Just look at Elizabeth Smart, of Utah, who was kidnapped at knifepoint as a teenager and held captive for nine months by a street preacher. After her own miraculous escape, she started a foundation to protect and educate children about violent and sexual crimes.
Or consider Jaycee Dugard, who was kidnapped and held captive in South Lake Tahoe for 18 years.
"The human spirit is incredibly resilient," she said in a statement about the Cleveland women.
But both she and Smart also emphasized something else - recovery wouldn't be easy or fast. "They need time," Smart told reporters.
And time is the reality of resiliency, said Donna Fiedler, a professor of social work at La Salle University.
Fiedler, who studies and treats emotional trauma, said there's an explanation for our clinging to the notion of resiliency after traumatic events.
"We don't want to feel the pain ourselves," she said. It's easier to assign a unrealistic power to resiliency because we need to think that as bad as something is, it's not insurmountable: It's OK. The little boy survived. The women are free. It's a miracle. We can move on.

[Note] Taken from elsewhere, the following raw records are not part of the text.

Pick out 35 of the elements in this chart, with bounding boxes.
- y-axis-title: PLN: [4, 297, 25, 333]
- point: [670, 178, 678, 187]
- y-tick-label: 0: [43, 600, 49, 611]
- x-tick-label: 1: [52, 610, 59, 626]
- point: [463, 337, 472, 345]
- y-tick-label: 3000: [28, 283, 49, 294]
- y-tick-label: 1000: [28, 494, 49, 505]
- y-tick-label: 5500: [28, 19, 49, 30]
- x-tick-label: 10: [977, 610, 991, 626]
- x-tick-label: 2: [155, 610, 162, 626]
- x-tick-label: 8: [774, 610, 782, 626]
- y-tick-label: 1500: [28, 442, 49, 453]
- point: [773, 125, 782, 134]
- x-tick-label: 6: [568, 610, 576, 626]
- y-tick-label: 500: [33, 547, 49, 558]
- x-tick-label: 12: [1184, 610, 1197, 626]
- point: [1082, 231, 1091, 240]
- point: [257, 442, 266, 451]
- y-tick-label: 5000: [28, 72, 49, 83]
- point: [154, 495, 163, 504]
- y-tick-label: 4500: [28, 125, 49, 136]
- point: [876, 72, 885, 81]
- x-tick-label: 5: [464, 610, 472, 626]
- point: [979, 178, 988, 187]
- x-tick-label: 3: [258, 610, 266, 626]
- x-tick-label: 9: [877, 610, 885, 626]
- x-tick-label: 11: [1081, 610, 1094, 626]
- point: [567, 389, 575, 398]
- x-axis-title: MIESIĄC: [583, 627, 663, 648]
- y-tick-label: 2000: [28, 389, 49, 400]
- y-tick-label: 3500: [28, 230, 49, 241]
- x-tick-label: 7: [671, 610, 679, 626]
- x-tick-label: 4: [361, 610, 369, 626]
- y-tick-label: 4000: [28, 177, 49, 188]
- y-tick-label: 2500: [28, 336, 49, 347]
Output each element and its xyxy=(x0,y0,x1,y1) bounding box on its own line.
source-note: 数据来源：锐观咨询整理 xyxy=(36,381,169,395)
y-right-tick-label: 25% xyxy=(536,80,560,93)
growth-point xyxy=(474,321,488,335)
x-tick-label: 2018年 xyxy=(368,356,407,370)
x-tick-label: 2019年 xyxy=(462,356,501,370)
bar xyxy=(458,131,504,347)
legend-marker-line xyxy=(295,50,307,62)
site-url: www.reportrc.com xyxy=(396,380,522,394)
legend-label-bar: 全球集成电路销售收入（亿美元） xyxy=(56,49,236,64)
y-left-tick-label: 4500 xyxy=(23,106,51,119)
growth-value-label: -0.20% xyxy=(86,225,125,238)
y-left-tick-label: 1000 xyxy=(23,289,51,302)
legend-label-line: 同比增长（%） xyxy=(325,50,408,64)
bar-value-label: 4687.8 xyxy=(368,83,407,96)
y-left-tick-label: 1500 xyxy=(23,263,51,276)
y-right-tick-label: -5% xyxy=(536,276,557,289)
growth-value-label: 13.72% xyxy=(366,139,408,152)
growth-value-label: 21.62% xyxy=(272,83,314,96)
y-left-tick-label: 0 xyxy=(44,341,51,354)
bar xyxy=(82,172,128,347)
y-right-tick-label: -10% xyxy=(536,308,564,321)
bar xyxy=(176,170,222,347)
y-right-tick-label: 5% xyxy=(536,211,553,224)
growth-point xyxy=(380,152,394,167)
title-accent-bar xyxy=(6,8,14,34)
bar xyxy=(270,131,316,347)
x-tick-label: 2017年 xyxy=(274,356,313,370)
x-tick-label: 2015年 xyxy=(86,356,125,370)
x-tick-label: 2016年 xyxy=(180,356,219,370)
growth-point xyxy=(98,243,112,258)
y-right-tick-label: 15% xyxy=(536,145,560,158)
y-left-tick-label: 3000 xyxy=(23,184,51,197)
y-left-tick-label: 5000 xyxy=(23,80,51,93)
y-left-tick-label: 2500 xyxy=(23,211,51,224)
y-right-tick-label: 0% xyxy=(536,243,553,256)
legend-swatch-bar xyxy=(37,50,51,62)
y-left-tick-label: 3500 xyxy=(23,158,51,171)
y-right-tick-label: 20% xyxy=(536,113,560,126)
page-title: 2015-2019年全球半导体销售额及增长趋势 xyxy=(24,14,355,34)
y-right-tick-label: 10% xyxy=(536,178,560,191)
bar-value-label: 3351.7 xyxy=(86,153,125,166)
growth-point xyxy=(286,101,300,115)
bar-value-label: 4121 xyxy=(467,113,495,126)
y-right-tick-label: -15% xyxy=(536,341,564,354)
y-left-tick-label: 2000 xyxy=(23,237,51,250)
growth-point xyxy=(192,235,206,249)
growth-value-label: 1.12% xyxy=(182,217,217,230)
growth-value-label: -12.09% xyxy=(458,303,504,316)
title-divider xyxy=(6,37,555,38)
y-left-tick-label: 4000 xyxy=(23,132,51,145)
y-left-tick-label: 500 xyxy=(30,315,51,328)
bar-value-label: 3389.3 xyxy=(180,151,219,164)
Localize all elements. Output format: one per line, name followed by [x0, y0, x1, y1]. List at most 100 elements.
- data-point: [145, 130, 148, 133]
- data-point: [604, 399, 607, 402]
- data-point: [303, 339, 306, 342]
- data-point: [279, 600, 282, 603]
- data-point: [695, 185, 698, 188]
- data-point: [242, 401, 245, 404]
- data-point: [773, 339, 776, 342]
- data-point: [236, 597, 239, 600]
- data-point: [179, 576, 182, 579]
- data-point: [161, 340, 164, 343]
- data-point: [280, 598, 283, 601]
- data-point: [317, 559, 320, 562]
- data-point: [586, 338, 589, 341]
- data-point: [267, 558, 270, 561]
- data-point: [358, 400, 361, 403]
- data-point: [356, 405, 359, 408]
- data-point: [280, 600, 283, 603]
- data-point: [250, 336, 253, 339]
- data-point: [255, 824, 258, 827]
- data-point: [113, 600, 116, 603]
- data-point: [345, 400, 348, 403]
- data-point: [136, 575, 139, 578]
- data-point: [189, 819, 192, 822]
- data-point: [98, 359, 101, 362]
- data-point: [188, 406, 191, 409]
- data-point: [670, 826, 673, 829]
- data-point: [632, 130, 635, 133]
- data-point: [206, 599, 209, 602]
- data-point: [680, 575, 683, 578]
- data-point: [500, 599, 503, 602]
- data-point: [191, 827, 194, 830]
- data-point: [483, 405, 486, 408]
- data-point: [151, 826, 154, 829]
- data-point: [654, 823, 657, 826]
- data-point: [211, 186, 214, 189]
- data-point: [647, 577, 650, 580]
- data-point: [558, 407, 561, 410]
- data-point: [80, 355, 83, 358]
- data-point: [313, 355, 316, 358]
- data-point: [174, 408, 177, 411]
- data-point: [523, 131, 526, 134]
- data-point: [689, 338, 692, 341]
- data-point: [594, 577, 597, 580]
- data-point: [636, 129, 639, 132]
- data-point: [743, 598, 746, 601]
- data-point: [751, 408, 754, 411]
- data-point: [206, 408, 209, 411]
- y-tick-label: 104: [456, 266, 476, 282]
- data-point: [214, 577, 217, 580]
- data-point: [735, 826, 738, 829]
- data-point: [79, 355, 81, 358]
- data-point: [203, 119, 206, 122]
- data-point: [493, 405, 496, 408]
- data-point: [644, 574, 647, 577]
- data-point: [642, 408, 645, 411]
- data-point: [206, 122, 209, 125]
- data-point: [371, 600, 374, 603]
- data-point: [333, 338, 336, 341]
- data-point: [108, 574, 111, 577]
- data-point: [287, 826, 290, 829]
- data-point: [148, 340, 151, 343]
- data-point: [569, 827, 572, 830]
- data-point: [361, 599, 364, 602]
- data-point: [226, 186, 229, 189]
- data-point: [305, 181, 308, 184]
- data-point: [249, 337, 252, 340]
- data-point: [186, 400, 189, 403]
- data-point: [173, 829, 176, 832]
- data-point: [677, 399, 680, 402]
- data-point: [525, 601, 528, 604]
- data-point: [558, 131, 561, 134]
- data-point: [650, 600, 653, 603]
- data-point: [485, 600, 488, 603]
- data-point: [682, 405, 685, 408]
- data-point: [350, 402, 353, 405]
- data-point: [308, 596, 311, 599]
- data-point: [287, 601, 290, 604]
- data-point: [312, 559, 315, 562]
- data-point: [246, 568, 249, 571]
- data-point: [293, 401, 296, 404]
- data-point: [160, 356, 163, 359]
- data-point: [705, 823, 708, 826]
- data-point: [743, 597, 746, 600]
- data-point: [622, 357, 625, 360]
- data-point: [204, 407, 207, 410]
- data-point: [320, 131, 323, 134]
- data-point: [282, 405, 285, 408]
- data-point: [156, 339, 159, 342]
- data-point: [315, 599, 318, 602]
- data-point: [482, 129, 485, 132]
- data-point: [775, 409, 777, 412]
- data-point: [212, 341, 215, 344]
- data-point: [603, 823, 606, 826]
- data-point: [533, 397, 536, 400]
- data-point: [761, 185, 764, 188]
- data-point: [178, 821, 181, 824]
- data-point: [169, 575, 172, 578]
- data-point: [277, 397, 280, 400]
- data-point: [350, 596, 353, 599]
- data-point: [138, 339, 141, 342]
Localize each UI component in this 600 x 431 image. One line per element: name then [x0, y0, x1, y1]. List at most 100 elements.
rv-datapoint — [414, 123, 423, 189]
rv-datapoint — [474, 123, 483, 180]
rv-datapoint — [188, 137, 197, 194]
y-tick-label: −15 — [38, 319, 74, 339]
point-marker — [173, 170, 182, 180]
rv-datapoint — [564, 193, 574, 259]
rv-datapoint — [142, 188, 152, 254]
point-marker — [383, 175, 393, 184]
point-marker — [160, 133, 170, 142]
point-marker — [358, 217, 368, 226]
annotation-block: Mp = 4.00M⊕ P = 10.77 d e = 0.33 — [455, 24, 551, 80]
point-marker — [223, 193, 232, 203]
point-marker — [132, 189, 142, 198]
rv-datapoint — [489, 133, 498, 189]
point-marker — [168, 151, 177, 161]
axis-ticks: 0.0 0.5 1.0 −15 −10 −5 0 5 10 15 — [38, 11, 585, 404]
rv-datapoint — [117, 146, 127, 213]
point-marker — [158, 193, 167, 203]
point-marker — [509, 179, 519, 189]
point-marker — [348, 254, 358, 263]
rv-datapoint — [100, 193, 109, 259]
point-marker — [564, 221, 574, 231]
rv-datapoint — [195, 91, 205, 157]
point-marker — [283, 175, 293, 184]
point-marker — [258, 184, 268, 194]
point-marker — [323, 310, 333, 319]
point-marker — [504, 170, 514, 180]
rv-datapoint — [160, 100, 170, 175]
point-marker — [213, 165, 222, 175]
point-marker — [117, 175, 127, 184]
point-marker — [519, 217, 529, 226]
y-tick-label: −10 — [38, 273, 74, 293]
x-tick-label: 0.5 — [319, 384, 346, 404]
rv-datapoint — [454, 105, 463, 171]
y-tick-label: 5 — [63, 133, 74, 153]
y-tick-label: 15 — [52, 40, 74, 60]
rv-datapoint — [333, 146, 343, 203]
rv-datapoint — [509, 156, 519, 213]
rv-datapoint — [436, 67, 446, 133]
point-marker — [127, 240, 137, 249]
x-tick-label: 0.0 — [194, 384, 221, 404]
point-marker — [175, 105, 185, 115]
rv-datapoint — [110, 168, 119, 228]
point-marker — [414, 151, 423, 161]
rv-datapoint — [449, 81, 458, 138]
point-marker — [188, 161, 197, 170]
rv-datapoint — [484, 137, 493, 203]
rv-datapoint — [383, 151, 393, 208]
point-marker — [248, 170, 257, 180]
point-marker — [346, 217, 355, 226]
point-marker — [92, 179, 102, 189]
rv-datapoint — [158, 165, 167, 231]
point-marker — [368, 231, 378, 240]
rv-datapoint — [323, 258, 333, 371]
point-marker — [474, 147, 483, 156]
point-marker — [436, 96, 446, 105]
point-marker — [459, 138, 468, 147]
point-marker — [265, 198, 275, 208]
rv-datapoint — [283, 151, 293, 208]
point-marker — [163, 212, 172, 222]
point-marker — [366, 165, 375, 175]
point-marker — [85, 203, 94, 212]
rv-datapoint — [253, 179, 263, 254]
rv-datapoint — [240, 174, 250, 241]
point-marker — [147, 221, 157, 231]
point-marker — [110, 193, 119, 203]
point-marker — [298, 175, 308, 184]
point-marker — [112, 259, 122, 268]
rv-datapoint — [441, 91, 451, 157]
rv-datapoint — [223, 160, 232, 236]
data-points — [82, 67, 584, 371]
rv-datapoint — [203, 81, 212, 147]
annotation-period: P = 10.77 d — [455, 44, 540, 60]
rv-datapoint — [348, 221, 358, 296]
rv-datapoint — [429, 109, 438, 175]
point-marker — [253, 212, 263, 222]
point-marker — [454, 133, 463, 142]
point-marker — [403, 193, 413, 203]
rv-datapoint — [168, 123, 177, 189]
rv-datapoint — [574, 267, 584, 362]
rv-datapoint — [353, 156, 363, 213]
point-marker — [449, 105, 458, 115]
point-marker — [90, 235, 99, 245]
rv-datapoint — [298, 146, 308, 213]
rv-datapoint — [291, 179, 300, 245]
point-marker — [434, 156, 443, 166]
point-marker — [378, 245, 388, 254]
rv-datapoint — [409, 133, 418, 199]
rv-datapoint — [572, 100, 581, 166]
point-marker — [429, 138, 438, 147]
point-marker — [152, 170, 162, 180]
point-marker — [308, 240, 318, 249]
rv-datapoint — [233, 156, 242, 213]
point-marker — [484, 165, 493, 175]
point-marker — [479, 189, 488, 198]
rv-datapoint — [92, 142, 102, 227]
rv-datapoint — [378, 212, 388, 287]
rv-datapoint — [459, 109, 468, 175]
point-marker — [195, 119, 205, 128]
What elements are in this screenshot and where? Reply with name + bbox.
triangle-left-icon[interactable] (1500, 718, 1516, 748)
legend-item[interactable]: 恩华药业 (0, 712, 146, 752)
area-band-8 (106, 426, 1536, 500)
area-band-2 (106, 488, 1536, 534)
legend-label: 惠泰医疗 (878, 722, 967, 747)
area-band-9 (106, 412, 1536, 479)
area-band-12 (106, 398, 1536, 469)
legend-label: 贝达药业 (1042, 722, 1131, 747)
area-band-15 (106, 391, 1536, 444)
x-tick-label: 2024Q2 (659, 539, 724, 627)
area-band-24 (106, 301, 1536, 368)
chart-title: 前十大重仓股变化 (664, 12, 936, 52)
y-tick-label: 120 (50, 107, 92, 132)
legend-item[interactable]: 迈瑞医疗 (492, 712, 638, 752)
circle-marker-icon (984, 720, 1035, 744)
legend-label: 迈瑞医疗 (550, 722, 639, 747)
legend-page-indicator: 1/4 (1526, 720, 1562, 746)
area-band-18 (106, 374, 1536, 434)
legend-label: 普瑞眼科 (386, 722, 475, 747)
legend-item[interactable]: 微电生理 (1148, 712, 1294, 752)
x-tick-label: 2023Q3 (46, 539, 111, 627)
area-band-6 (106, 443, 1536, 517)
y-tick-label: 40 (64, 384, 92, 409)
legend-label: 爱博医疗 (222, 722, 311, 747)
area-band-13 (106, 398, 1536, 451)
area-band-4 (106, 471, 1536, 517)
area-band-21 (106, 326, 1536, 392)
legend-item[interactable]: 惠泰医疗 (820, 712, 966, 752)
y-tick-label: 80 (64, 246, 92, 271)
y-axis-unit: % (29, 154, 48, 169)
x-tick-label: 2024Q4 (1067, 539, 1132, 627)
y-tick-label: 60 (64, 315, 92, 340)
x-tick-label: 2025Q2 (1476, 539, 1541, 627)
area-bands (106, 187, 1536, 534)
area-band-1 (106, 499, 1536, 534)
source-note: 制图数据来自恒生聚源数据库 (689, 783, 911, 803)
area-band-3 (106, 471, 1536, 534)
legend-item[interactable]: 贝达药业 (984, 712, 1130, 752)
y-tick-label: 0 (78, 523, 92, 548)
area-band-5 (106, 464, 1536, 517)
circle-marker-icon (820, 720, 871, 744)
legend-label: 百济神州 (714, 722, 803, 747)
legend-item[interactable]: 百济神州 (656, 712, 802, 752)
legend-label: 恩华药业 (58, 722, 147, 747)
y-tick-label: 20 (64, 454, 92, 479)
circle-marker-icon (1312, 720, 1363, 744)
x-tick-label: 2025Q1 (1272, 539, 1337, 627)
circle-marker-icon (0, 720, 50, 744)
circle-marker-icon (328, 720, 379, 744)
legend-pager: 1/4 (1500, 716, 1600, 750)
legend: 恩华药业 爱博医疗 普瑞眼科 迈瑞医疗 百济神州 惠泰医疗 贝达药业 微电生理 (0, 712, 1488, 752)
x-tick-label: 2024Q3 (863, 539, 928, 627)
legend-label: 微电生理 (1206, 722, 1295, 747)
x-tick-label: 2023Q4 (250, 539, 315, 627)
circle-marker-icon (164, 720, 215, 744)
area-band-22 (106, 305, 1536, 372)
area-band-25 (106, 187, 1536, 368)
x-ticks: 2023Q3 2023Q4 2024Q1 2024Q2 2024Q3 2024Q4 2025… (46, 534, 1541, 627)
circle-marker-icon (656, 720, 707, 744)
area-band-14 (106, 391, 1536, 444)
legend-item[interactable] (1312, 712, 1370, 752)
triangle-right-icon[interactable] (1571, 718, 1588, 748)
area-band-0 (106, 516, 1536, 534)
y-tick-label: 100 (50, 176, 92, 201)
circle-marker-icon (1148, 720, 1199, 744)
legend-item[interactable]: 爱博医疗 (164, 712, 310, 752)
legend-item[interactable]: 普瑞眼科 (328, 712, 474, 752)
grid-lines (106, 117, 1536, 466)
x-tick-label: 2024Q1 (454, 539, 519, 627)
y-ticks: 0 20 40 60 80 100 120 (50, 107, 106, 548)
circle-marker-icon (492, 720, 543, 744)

In reality, true miracles, like resiliency, take time, and work. It's a process, Fiedler said, of family support and counseling and even setbacks.
And all of that happens long after the reporters have gone home and the story has faded from the headlines.
Yesterday, the sister of one of the Cleveland victims was surrounded by a scrum of media while she delivered a statement.
"I want to thank the public and the media for their support and their encouragement over the years," said Beth Serrano, Amanda Berry's sister. "At this time, our family would request privacy so my sister and niece and I can have time to recover."
Time to work toward her happy ending.